For diagnosis, tests such as computed tomography and magnetic resonance imaging are used. These procedures enable the localization and assessment of the extent of the lesion. However, on their basis, its nature cannot be unequivocally determined [1, 14]. Scintigraphy with sensitive technetium-99 m-labelled heat-denatured red blood cells (Tc-99 m-DRBC) additionally enables non-invasive differentiation from tumours. Tc-99 m-DRBC is a gold standard in the diagnosis of splenosis. Unfortunately, this method is difficult to access in routine diagnostics. In doubtful cases, a biopsy of the lesion or laparoscopic sampling for microscopic examination is necessary [20–22]. In this patient, due to the ambiguous results of imaging tests suggesting neoplastic disease, the final diagnosis was made after laparoscopic surgery, and it was based on the histopathological examination of the lesions.
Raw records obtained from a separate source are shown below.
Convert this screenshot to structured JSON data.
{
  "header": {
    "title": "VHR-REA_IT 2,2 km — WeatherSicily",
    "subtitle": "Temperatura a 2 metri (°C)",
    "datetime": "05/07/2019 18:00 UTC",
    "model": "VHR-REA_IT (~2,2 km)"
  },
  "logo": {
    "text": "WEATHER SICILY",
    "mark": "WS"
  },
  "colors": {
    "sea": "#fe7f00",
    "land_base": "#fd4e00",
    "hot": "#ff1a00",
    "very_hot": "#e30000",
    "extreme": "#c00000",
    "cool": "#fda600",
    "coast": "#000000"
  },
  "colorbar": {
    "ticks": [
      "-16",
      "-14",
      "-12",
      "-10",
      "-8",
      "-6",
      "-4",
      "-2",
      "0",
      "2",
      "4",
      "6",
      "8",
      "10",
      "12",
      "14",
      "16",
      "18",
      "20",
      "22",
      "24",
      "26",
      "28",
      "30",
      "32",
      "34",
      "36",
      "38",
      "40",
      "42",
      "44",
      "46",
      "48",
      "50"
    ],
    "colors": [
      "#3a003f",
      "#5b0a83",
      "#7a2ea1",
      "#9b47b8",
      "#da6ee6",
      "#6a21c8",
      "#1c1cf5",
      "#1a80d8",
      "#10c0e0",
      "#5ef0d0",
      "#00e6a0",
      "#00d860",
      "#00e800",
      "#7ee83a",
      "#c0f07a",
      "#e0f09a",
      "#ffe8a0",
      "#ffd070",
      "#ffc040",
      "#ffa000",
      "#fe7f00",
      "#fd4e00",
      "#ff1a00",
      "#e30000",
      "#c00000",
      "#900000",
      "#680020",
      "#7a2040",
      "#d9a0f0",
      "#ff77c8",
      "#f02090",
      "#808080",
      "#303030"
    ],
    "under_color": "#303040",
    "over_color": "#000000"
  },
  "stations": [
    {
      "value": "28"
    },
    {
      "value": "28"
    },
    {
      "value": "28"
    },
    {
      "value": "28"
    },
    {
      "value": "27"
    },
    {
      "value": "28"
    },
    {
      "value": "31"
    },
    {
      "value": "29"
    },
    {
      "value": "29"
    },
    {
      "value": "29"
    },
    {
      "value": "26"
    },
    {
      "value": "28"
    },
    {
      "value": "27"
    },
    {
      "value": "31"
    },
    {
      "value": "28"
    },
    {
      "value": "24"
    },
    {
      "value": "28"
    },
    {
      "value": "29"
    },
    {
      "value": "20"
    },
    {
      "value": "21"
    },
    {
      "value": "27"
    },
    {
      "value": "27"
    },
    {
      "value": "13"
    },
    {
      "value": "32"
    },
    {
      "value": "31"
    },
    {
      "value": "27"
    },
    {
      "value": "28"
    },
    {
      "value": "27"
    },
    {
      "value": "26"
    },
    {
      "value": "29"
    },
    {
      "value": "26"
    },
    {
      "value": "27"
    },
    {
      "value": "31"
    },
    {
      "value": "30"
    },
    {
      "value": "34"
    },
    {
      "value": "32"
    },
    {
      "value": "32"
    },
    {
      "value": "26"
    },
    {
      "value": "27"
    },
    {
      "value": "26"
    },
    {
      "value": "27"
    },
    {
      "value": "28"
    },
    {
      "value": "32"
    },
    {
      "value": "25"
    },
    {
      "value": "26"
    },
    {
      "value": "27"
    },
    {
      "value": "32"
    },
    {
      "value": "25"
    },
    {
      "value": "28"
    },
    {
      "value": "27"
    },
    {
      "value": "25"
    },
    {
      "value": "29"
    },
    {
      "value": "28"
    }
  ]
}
Treatment should only be performed in symptomatic individuals, and it varies slightly depending on the clinical picture. The treatment consists mainly of surgical removal of the lesions that cause the obstruction together with the necrotic intestine [9, 12, 16]. Similarly, when haematological disorders recur, foci of splenosis are removed, e.g. by omentectomy or resection of a part of the intestine with the lesion [2, 13, 15]. Surgical removal of the lesions should not be undertaken in patients with asymptomatic clinical course, who were diagnosed accidentally [19, 21, 22].
Considering that the suspicion of irritable bowel syndrome may be doubtful, and that gastrointestinal complaints are organic, treatment in the future may be difficult. The number and spread of splenosis foci exclude the possibility of effective surgical treatment.

CONCLUSIONS

Splenosis should be considered in the differential diagnosis of disseminated abdominal lesions in paediatric patients with medical history of spleen injury or splenectomy due to haematological disease.

DISCLOSURE

The authors declare no conflict of interest.